Combinatorial game theory is concerned with two-person perfect-information games, especially those classes of positions for which winning strategies can be stated explicitly, or at least proved to exist. The powerful mathematical methods (often requiring only paper and pencil, no computers) are most successful when applied to games whose positions often decompose into "sums". If A and B are games, then A+B is the game in which each player, at his turn, can either choose to play in A, or in B, but not in both. The many examples of such games include:

For combinatorial game positions, like many other mathematical objects (e.g., groups), computer programs, and engineering systems, successful understanding and analysis is often limited primarily by the extent to which objects can be decomposed into "simpler" objects with some limitations on their interactions.

In the first two of the games listed above, the object is to score more points than the opponent. In the other games, like checkers, the object is to attain a position from which the opponent is unable to move. Philosophically, games with continuous score seem more amenable to a von Neumann style approach, where each player's motto is "Don't Lose". Typically, each player has a strategy which ensures that his final score will be, at worst, within epsilon of the optimum. On the other hand, games in which the final move wins have "Winner Take All" characteristics. Recursive, discrete, algebraic techniques yield precise solutions to many positions in such games. Each summand has a definite value, which can be a number, or an infinitesimal, or a more complicated object. The outcome of the total game depends on the sign of the sum of the values of the relevant position. A positive or negative total value implies a win for one player or the other, no matter who moves next. A zero value implies a win for the second player, and a fuzzy value (incomparable with 0 in an appropriately defined partial ordering) implies a win for the first player. In the early 1990s, these techniques were extended to endgames in Go (which have integer-values scores).

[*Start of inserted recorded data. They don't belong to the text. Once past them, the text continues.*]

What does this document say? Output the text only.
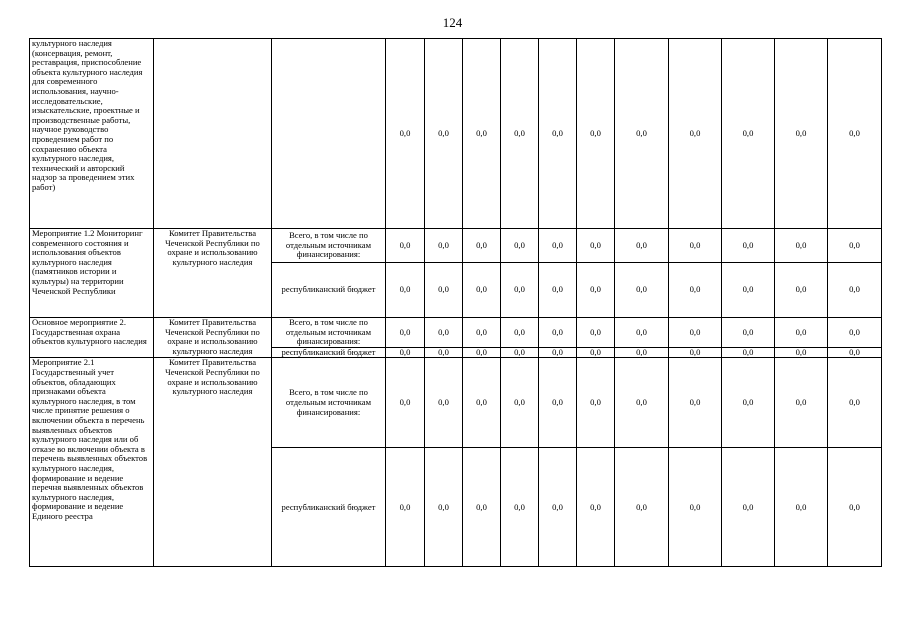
124
культурного наследия (консервация, ремонт, реставрация, приспособление объекта культурного наследия для современного использования, научно-исследовательские, изыскательские, проектные и производственные работы, научное руководство проведением работ по сохранению объекта культурного наследия, технический и авторский надзор за проведением этих работ)			0,0	0,0	0,0	0,0	0,0	0,0	0,0	0,0	0,0	0,0	0,0	
Мероприятие 1.2 Мониторинг современного состояния и использования объектов культурного наследия (памятников истории и культуры) на территории Чеченской Республики	Комитет Правительства Чеченской Республики по охране и использованию культурного наследия	Всего, в том числе по отдельным источникам финансирования:	0,0	0,0	0,0	0,0	0,0	0,0	0,0	0,0	0,0	0,0	0,0	
		республиканский бюджет	0,0	0,0	0,0	0,0	0,0	0,0	0,0	0,0	0,0	0,0	0,0	
Основное мероприятие 2. Государственная охрана объектов культурного наследия	Комитет Правительства Чеченской Республики по охране и использованию культурного наследия	Всего, в том числе по отдельным источникам финансирования:	0,0	0,0	0,0	0,0	0,0	0,0	0,0	0,0	0,0	0,0	0,0	
		республиканский бюджет	0,0	0,0	0,0	0,0	0,0	0,0	0,0	0,0	0,0	0,0	0,0	
Мероприятие 2.1 Государственный учет объектов, обладающих признаками объекта культурного наследия, в том числе принятие решения о включении объекта в перечень выявленных объектов культурного наследия или об отказе во включении объекта в перечень выявленных объектов культурного наследия, формирование и ведение перечня выявленных объектов культурного наследия, формирование и ведение Единого реестра	Комитет Правительства Чеченской Республики по охране и использованию культурного наследия	Всего, в том числе по отдельным источникам финансирования:	0,0	0,0	0,0	0,0	0,0	0,0	0,0	0,0	0,0	0,0	0,0	
		республиканский бюджет	0,0	0,0	0,0	0,0	0,0	0,0	0,0	0,0	0,0	0,0	0,0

In the past two years, a refined paradigm has appeared which superimposes a von Neumann style, linear-programming-like, continuous, real, structure on top of the precise values of game positions. This is achieved by adding a specified, universal set of many more summands into any given position. This yields a precise real value corresponding to the notion of how much the next move is worth. It also supports a unified overview of a structure which includes all of the games listed above, and many others. The ramifications for the game of Go look especially interesting.